I was reading Ian Stewart's Concepts of Modern Mathematics.
Using congruences, It's possible to explain why all perfect squares end in $0,1,4,5,6,9$ but not in $2,3,7,8$.
With this I had the idea of exploring the congruences for both sides of $n^2=2m^2$ in Mathematica:
Table[Mod[n^2, 9], {n, 0, 20}]
Table[Mod[2 m^2, 9], {n, 0, 20}]
And had the results:
{0, 1, 4, 0, 7, 7, 0, 4, 1, 0, 1, 4, 0, 7, 7, 0, 4, 1, 0, 1, 4}
{0, 2, 8, 0, 5, 5, 0, 8, 2, 0, 2, 8, 0, 5, 5, 0, 8, 2, 0, 2, 8}
But I'm still not sure if the outputs really show what I'm looking for, I have also tried $mod \;10$. The idea is still pretty loose in my mind, I'm stuck on deciding if this proves something or what directions I could take in this enterprise.

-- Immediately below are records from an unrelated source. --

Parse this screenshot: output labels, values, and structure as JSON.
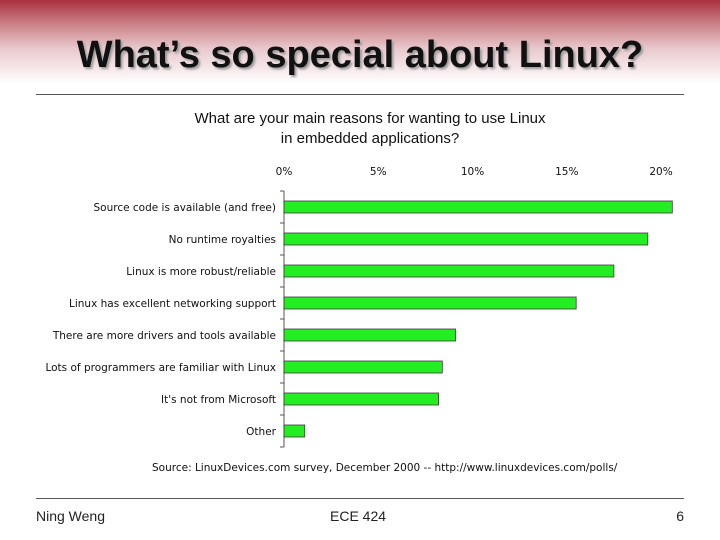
{
  "slide": {
    "title": "What’s so special about Linux?",
    "footer_left": "Ning Weng",
    "footer_center": "ECE 424",
    "footer_right": "6"
  },
  "chart_data": {
    "type": "bar",
    "orientation": "horizontal",
    "title_lines": [
      "What are your main reasons for wanting to use Linux",
      "in embedded applications?"
    ],
    "categories": [
      "Source code is available (and free)",
      "No runtime royalties",
      "Linux is more robust/reliable",
      "Linux has excellent networking support",
      "There are more drivers and tools available",
      "Lots of programmers are familiar with Linux",
      "It's not from Microsoft",
      "Other"
    ],
    "values": [
      20.6,
      19.3,
      17.5,
      15.5,
      9.1,
      8.4,
      8.2,
      1.1
    ],
    "xlim": [
      0,
      20
    ],
    "xticks": [
      "0%",
      "5%",
      "10%",
      "15%",
      "20%"
    ],
    "bar_color": "#22ee22",
    "bar_edge_color": "#3a3a3a",
    "source_note": "Source: LinuxDevices.com survey, December 2000 -- http://www.linuxdevices.com/polls/",
    "grid": false,
    "legend": "none"
  }
}
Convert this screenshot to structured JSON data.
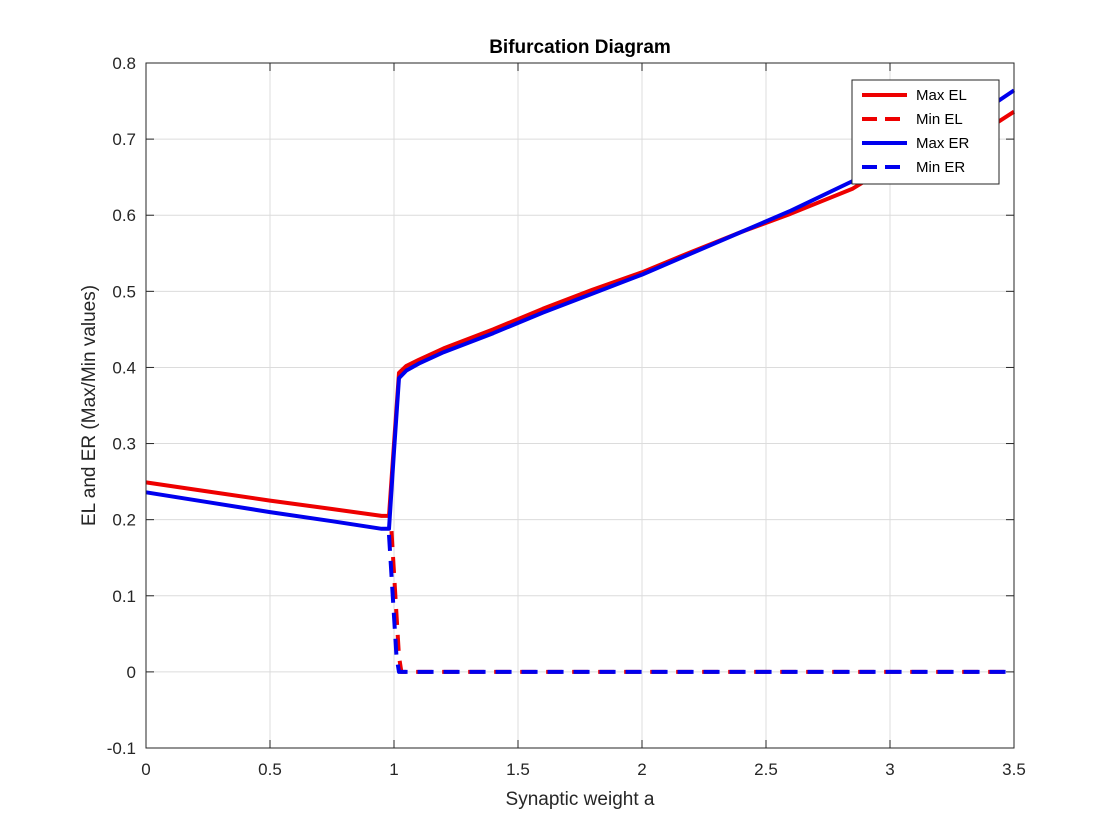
{
  "chart_data": {
    "type": "line",
    "title": "Bifurcation Diagram",
    "xlabel": "Synaptic weight a",
    "ylabel": "EL and ER (Max/Min values)",
    "xlim": [
      0,
      3.5
    ],
    "ylim": [
      -0.1,
      0.8
    ],
    "xticks": [
      0,
      0.5,
      1,
      1.5,
      2,
      2.5,
      3,
      3.5
    ],
    "xtick_labels": [
      "0",
      "0.5",
      "1",
      "1.5",
      "2",
      "2.5",
      "3",
      "3.5"
    ],
    "yticks": [
      -0.1,
      0,
      0.1,
      0.2,
      0.3,
      0.4,
      0.5,
      0.6,
      0.7,
      0.8
    ],
    "ytick_labels": [
      "-0.1",
      "0",
      "0.1",
      "0.2",
      "0.3",
      "0.4",
      "0.5",
      "0.6",
      "0.7",
      "0.8"
    ],
    "grid": true,
    "legend_position": "top-right",
    "series": [
      {
        "name": "Max EL",
        "color": "#ee0000",
        "style": "solid",
        "x": [
          0,
          0.25,
          0.5,
          0.75,
          0.95,
          0.98,
          1.0,
          1.02,
          1.05,
          1.1,
          1.2,
          1.4,
          1.6,
          1.8,
          2.0,
          2.2,
          2.4,
          2.6,
          2.85,
          3.0,
          3.2,
          3.4,
          3.5
        ],
        "y": [
          0.249,
          0.237,
          0.225,
          0.214,
          0.205,
          0.205,
          0.3,
          0.393,
          0.402,
          0.41,
          0.425,
          0.45,
          0.477,
          0.502,
          0.525,
          0.552,
          0.578,
          0.602,
          0.635,
          0.665,
          0.685,
          0.715,
          0.736
        ]
      },
      {
        "name": "Min EL",
        "color": "#ee0000",
        "style": "dashed",
        "x": [
          0.99,
          1.02,
          1.03,
          1.5,
          2.0,
          2.5,
          3.0,
          3.5
        ],
        "y": [
          0.185,
          0.02,
          0.0,
          0.0,
          0.0,
          0.0,
          0.0,
          0.0
        ]
      },
      {
        "name": "Max ER",
        "color": "#0000ee",
        "style": "solid",
        "x": [
          0,
          0.25,
          0.5,
          0.75,
          0.95,
          0.98,
          1.0,
          1.02,
          1.05,
          1.1,
          1.2,
          1.4,
          1.6,
          1.8,
          2.0,
          2.2,
          2.4,
          2.6,
          2.85,
          3.0,
          3.2,
          3.4,
          3.5
        ],
        "y": [
          0.236,
          0.223,
          0.21,
          0.198,
          0.188,
          0.188,
          0.29,
          0.386,
          0.396,
          0.405,
          0.42,
          0.445,
          0.472,
          0.497,
          0.522,
          0.55,
          0.578,
          0.606,
          0.645,
          0.675,
          0.7,
          0.742,
          0.764
        ]
      },
      {
        "name": "Min ER",
        "color": "#0000ee",
        "style": "dashed",
        "x": [
          0.98,
          1.01,
          1.02,
          1.5,
          2.0,
          2.5,
          3.0,
          3.5
        ],
        "y": [
          0.18,
          0.02,
          0.0,
          0.0,
          0.0,
          0.0,
          0.0,
          0.0
        ]
      }
    ]
  }
}
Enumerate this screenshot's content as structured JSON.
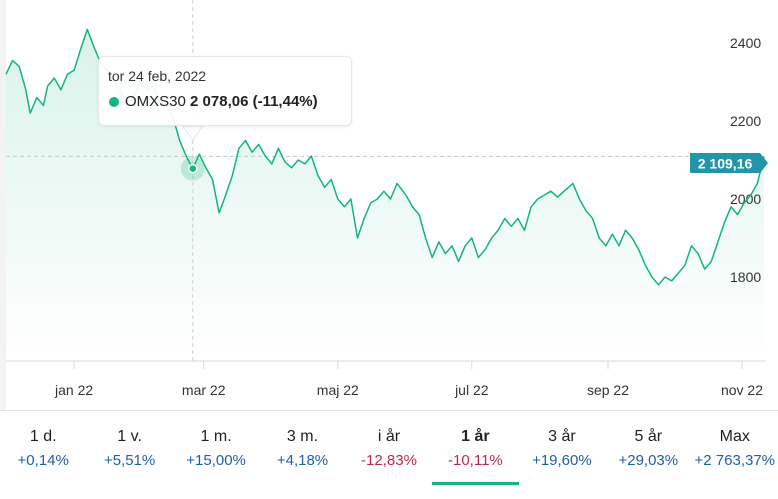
{
  "chart_data": {
    "type": "area",
    "series_name": "OMXS30",
    "y_ticks": [
      "2400",
      "2200",
      "2000",
      "1800"
    ],
    "x_ticks": [
      "jan 22",
      "mar 22",
      "maj 22",
      "jul 22",
      "sep 22",
      "nov 22"
    ],
    "ylim": [
      1700,
      2450
    ],
    "grid": "none",
    "last_value_label": "2 109,16",
    "reference_level": 2109.16,
    "points": [
      [
        "2021-12-01",
        2320
      ],
      [
        "2021-12-04",
        2355
      ],
      [
        "2021-12-07",
        2340
      ],
      [
        "2021-12-10",
        2280
      ],
      [
        "2021-12-12",
        2220
      ],
      [
        "2021-12-15",
        2260
      ],
      [
        "2021-12-18",
        2240
      ],
      [
        "2021-12-20",
        2290
      ],
      [
        "2021-12-23",
        2310
      ],
      [
        "2021-12-26",
        2280
      ],
      [
        "2021-12-29",
        2320
      ],
      [
        "2022-01-01",
        2330
      ],
      [
        "2022-01-04",
        2385
      ],
      [
        "2022-01-07",
        2435
      ],
      [
        "2022-01-10",
        2390
      ],
      [
        "2022-01-13",
        2350
      ],
      [
        "2022-01-16",
        2330
      ],
      [
        "2022-01-19",
        2300
      ],
      [
        "2022-01-22",
        2280
      ],
      [
        "2022-01-25",
        2240
      ],
      [
        "2022-01-28",
        2260
      ],
      [
        "2022-01-31",
        2300
      ],
      [
        "2022-02-03",
        2280
      ],
      [
        "2022-02-06",
        2290
      ],
      [
        "2022-02-09",
        2250
      ],
      [
        "2022-02-12",
        2240
      ],
      [
        "2022-02-15",
        2210
      ],
      [
        "2022-02-18",
        2150
      ],
      [
        "2022-02-21",
        2110
      ],
      [
        "2022-02-24",
        2078.06
      ],
      [
        "2022-02-27",
        2115
      ],
      [
        "2022-03-02",
        2080
      ],
      [
        "2022-03-05",
        2050
      ],
      [
        "2022-03-08",
        1965
      ],
      [
        "2022-03-11",
        2010
      ],
      [
        "2022-03-14",
        2060
      ],
      [
        "2022-03-17",
        2130
      ],
      [
        "2022-03-20",
        2150
      ],
      [
        "2022-03-23",
        2120
      ],
      [
        "2022-03-26",
        2140
      ],
      [
        "2022-03-29",
        2110
      ],
      [
        "2022-04-01",
        2090
      ],
      [
        "2022-04-04",
        2130
      ],
      [
        "2022-04-07",
        2095
      ],
      [
        "2022-04-10",
        2080
      ],
      [
        "2022-04-13",
        2100
      ],
      [
        "2022-04-16",
        2090
      ],
      [
        "2022-04-19",
        2110
      ],
      [
        "2022-04-22",
        2060
      ],
      [
        "2022-04-25",
        2030
      ],
      [
        "2022-04-28",
        2050
      ],
      [
        "2022-05-01",
        2000
      ],
      [
        "2022-05-04",
        1980
      ],
      [
        "2022-05-07",
        2000
      ],
      [
        "2022-05-10",
        1900
      ],
      [
        "2022-05-13",
        1950
      ],
      [
        "2022-05-16",
        1990
      ],
      [
        "2022-05-19",
        2000
      ],
      [
        "2022-05-22",
        2020
      ],
      [
        "2022-05-25",
        2000
      ],
      [
        "2022-05-28",
        2040
      ],
      [
        "2022-06-01",
        2010
      ],
      [
        "2022-06-04",
        1980
      ],
      [
        "2022-06-07",
        1960
      ],
      [
        "2022-06-10",
        1900
      ],
      [
        "2022-06-13",
        1850
      ],
      [
        "2022-06-16",
        1890
      ],
      [
        "2022-06-19",
        1860
      ],
      [
        "2022-06-22",
        1880
      ],
      [
        "2022-06-25",
        1840
      ],
      [
        "2022-06-28",
        1880
      ],
      [
        "2022-07-01",
        1900
      ],
      [
        "2022-07-04",
        1850
      ],
      [
        "2022-07-07",
        1870
      ],
      [
        "2022-07-10",
        1900
      ],
      [
        "2022-07-13",
        1920
      ],
      [
        "2022-07-16",
        1950
      ],
      [
        "2022-07-19",
        1930
      ],
      [
        "2022-07-22",
        1950
      ],
      [
        "2022-07-25",
        1920
      ],
      [
        "2022-07-28",
        1980
      ],
      [
        "2022-07-31",
        2000
      ],
      [
        "2022-08-03",
        2010
      ],
      [
        "2022-08-06",
        2020
      ],
      [
        "2022-08-09",
        2005
      ],
      [
        "2022-08-12",
        2020
      ],
      [
        "2022-08-16",
        2040
      ],
      [
        "2022-08-19",
        2000
      ],
      [
        "2022-08-22",
        1970
      ],
      [
        "2022-08-25",
        1950
      ],
      [
        "2022-08-28",
        1900
      ],
      [
        "2022-08-31",
        1880
      ],
      [
        "2022-09-03",
        1910
      ],
      [
        "2022-09-06",
        1880
      ],
      [
        "2022-09-09",
        1920
      ],
      [
        "2022-09-12",
        1900
      ],
      [
        "2022-09-15",
        1870
      ],
      [
        "2022-09-18",
        1830
      ],
      [
        "2022-09-21",
        1800
      ],
      [
        "2022-09-24",
        1780
      ],
      [
        "2022-09-27",
        1800
      ],
      [
        "2022-09-30",
        1790
      ],
      [
        "2022-10-03",
        1810
      ],
      [
        "2022-10-06",
        1830
      ],
      [
        "2022-10-09",
        1880
      ],
      [
        "2022-10-12",
        1860
      ],
      [
        "2022-10-15",
        1820
      ],
      [
        "2022-10-18",
        1840
      ],
      [
        "2022-10-21",
        1890
      ],
      [
        "2022-10-24",
        1940
      ],
      [
        "2022-10-27",
        1980
      ],
      [
        "2022-10-30",
        1960
      ],
      [
        "2022-11-02",
        1990
      ],
      [
        "2022-11-05",
        2010
      ],
      [
        "2022-11-08",
        2040
      ],
      [
        "2022-11-11",
        2109.16
      ]
    ]
  },
  "tooltip": {
    "date": "tor 24 feb, 2022",
    "name": "OMXS30",
    "value": "2 078,06 (-11,44%)",
    "point": [
      "2022-02-24",
      2078.06
    ]
  },
  "colors": {
    "line": "#13b57a",
    "value_badge": "#2196a8",
    "positive": "#1f5fa8",
    "negative": "#c0284a"
  },
  "periods": [
    {
      "label": "1 d.",
      "change": "+0,14%",
      "direction": "pos",
      "active": false
    },
    {
      "label": "1 v.",
      "change": "+5,51%",
      "direction": "pos",
      "active": false
    },
    {
      "label": "1 m.",
      "change": "+15,00%",
      "direction": "pos",
      "active": false
    },
    {
      "label": "3 m.",
      "change": "+4,18%",
      "direction": "pos",
      "active": false
    },
    {
      "label": "i år",
      "change": "-12,83%",
      "direction": "neg",
      "active": false
    },
    {
      "label": "1 år",
      "change": "-10,11%",
      "direction": "neg",
      "active": true
    },
    {
      "label": "3 år",
      "change": "+19,60%",
      "direction": "pos",
      "active": false
    },
    {
      "label": "5 år",
      "change": "+29,03%",
      "direction": "pos",
      "active": false
    },
    {
      "label": "Max",
      "change": "+2 763,37%",
      "direction": "pos",
      "active": false
    }
  ]
}
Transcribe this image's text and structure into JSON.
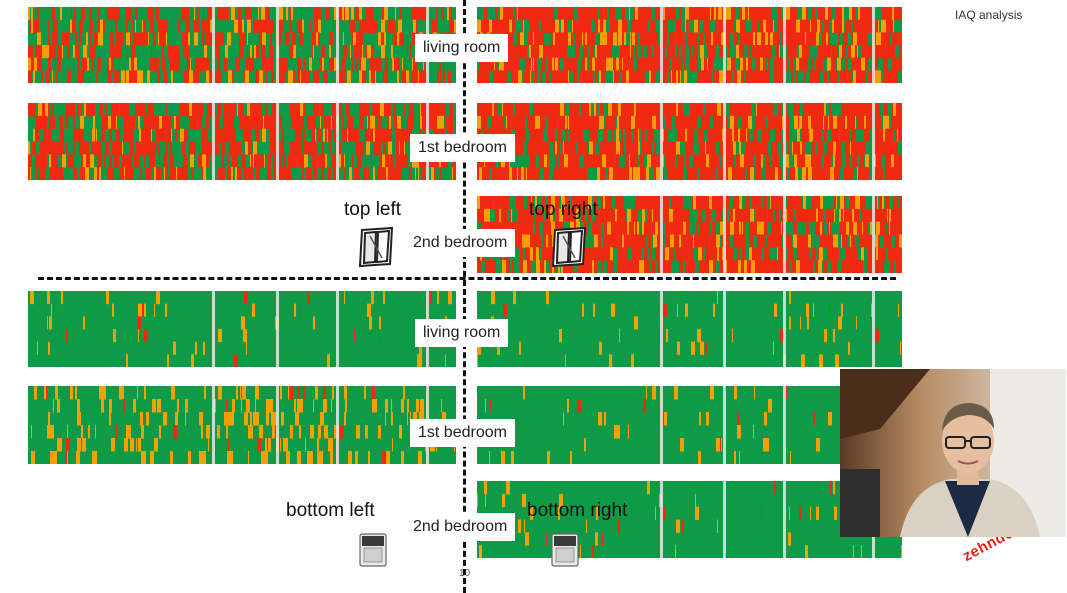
{
  "slide": {
    "header": "IAQ analysis",
    "page_number": "10",
    "logo": "zehnder"
  },
  "quadrants": {
    "top_left": "top left",
    "top_right": "top right",
    "bottom_left": "bottom left",
    "bottom_right": "bottom right"
  },
  "rooms": {
    "top": [
      "living room",
      "1st bedroom",
      "2nd bedroom"
    ],
    "bottom": [
      "living room",
      "1st bedroom",
      "2nd bedroom"
    ]
  },
  "icons": {
    "top_left": "window-icon",
    "top_right": "window-icon",
    "bottom_left": "air-purifier-icon",
    "bottom_right": "air-purifier-icon"
  },
  "colors": {
    "good": "#0f9a48",
    "moderate": "#f5a000",
    "poor": "#f02a10"
  },
  "strip_profiles": {
    "tl_living": "mixed-green",
    "tl_bed1": "mixed-red",
    "tr_living": "mostly-red",
    "tr_bed1": "mostly-red",
    "tr_bed2": "mostly-red",
    "bl_living": "mostly-green",
    "bl_bed1": "green-orange",
    "br_living": "mostly-green",
    "br_bed1": "mostly-green",
    "br_bed2": "mostly-green"
  }
}
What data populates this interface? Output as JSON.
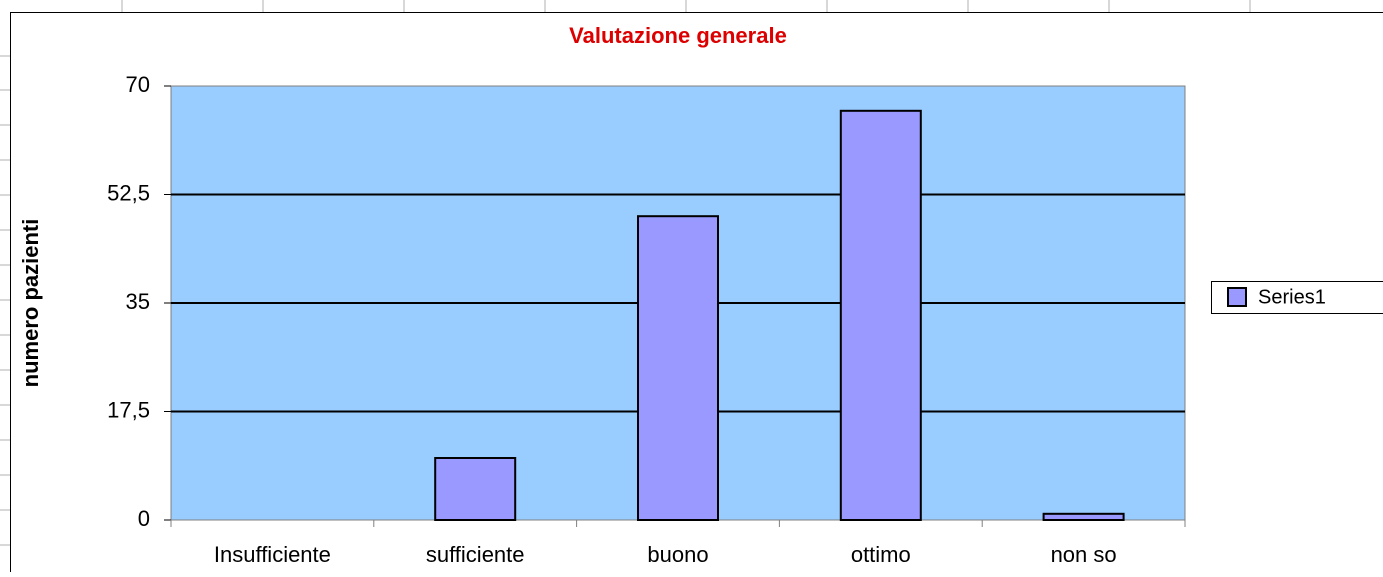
{
  "chart_data": {
    "type": "bar",
    "title": "Valutazione generale",
    "y_label": "numero pazienti",
    "categories": [
      "Insufficiente",
      "sufficiente",
      "buono",
      "ottimo",
      "non so"
    ],
    "series": [
      {
        "name": "Series1",
        "color": "#9999ff",
        "values": [
          0,
          10,
          49,
          66,
          1
        ]
      }
    ],
    "ylim": [
      0,
      70
    ],
    "yticks": [
      0,
      {
        "value": 17.5,
        "label": "17,5"
      },
      35,
      {
        "value": 52.5,
        "label": "52,5"
      },
      70
    ],
    "grid": true,
    "legend": "right"
  }
}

$x^2-2$ is irreducible over $\mathbb{Z}$ by reduction since it is irreducible over $\mathbb{F}_3$. Check directly $0^2-2 \equiv 1, 1^2-2 \equiv 2, 2^2-2 \equiv 2 \bmod 3$.
Another alternative: If $z \in \mathbb{Z}$ with $z^2=2$, then the $2$-adic valuation gives $2 \cdot v_2(z)=v_2(2)=1$, contradiction.